New England Patriots quarterback Tom Brady’s agent, Don Yee, bitterly lashed out at the NFL and the Wells Report that insinuated that Brady lied about DeflateGate.
The report states, “We also have concluded that it is more probable than not that Tom Brady was at least generally aware of the inappropriate activities of [the locker room attendants] involving the release of air from Patriots game balls.”
Yee fired back a statement in which he said that the Wells report deliberately omitted key parts of Brady’s testimony, asserting, “Its omission of key facts and lines of inquiry suggest the investigators reached a conclusion first, and then determined so-called facts later.” He ripped the league for its close association with the law firm employing Wells: “The league is a significant client of the investigators’ law firm; it appears to be a rich source of billings and media exposure based on content in the law firm’s website. This was not an independent investigation and the contents of the report bear that out – all one has to do is read closely and critically, as opposed to simply reading headlines.”
Yee pointed out that Ted Wells used attorneys’ time-honored technique of burying the holes in his argument in the footnotes where they can be ignored by reporters who don’t read the fine print. But the meat of Yee’s argument revolved around the report’s omission of Brady’s testimony. As Yee wrote:
I have verbatim notes of the interview. Tom made himself available for nearly an entire day and patiently answered every question. It was clear to me the investigators had limited understanding of professional football. For reasons unknown, the Wells report omitted nearly all of Tom’s testimony, most of which was critical because it would have provided this report with the context that it lacks. Mr. Wells promised back in January to share the results of this investigation publicly, so why not follow through and make public all of the information gathered and let the public draw its own conclusions? This report contains significant and tragic flaws, and it is common knowledge in the legal industry that reports like this generally are written for the benefit of the purchaser.

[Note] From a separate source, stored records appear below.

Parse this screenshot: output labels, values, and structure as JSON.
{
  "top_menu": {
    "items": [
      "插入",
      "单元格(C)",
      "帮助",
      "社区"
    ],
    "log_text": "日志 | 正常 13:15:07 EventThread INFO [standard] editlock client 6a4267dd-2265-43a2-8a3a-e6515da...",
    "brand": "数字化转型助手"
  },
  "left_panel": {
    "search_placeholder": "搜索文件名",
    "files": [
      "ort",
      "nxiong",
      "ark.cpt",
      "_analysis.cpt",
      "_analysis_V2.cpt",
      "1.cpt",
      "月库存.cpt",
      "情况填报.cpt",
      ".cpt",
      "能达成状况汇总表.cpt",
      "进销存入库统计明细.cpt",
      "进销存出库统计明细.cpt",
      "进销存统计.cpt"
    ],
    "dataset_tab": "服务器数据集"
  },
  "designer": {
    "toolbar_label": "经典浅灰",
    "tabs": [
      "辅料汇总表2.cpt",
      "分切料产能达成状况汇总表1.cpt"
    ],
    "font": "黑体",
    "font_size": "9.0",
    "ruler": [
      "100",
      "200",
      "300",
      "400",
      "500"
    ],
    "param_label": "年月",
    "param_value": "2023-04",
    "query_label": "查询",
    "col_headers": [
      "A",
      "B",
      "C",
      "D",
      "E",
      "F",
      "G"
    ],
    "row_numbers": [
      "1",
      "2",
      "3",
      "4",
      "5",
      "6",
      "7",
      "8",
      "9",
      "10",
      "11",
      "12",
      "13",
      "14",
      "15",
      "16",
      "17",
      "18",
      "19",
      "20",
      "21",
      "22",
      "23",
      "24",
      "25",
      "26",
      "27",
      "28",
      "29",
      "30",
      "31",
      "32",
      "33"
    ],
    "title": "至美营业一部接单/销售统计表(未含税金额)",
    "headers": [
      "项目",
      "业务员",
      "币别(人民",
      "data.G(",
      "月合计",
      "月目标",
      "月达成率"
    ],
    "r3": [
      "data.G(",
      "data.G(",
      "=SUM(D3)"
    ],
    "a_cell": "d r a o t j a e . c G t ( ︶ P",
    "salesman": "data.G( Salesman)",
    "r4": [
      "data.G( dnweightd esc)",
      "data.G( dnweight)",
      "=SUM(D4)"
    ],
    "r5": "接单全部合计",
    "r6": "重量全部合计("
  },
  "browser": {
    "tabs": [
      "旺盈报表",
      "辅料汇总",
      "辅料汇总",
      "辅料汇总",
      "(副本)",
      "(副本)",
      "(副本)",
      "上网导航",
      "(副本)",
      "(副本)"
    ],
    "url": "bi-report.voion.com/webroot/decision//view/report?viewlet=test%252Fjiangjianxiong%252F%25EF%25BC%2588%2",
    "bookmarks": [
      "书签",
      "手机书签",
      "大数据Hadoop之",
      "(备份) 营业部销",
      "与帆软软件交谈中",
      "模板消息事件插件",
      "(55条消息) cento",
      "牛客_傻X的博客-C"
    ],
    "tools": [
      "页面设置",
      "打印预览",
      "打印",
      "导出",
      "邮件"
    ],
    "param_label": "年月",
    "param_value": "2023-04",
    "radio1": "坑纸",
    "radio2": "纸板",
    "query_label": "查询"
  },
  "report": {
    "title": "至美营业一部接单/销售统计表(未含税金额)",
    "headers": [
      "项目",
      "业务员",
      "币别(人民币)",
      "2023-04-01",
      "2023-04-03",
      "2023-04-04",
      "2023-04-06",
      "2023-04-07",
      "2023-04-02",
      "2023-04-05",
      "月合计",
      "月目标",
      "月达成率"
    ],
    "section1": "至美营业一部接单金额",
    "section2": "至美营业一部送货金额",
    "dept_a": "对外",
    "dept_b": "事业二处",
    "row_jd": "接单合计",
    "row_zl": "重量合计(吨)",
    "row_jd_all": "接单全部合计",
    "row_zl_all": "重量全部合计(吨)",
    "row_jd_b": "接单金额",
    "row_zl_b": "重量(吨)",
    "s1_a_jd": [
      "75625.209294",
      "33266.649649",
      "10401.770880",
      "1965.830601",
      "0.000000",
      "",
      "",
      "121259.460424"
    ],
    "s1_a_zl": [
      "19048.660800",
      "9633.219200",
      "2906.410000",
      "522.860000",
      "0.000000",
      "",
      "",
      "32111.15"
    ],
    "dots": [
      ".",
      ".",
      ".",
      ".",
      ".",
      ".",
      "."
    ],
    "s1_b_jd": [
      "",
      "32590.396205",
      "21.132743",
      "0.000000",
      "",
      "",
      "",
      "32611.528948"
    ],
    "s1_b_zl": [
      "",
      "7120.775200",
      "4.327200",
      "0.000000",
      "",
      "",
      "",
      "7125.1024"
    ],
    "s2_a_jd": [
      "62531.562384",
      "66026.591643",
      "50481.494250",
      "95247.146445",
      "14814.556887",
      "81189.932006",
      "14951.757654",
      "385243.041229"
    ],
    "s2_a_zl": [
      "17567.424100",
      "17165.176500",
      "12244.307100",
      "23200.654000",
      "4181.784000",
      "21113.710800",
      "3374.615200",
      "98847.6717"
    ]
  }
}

Wells did admit in his report that there was no evidence of Patriots owner Robert Kraft and coach Bill Belichick being involved in Deflategate. Kraft bluntly responded to the report, “To say we are disappointed in its findings, which do not include any incontrovertible or hard evidence of deliberate deflation of footballs at the AFC Championship game, would be a gross understatement.”
Brady denied any wrongdoing in the affair back in January, saying, “I didn’t alter the ball in any way. I have no knowledge of wrongdoing.”
The Wells report notes that Brady told Belichick that he had no knowledge of anyone tampering with the footballs, but Brady and John Jastremski, an equipment assistant for the Patriots who allegedly deflated the footballs with Jim McNally, the Officials Locker Room attendant for the Patriots, exchanged a flurry of texts and phone calls after the AFC Championship Game.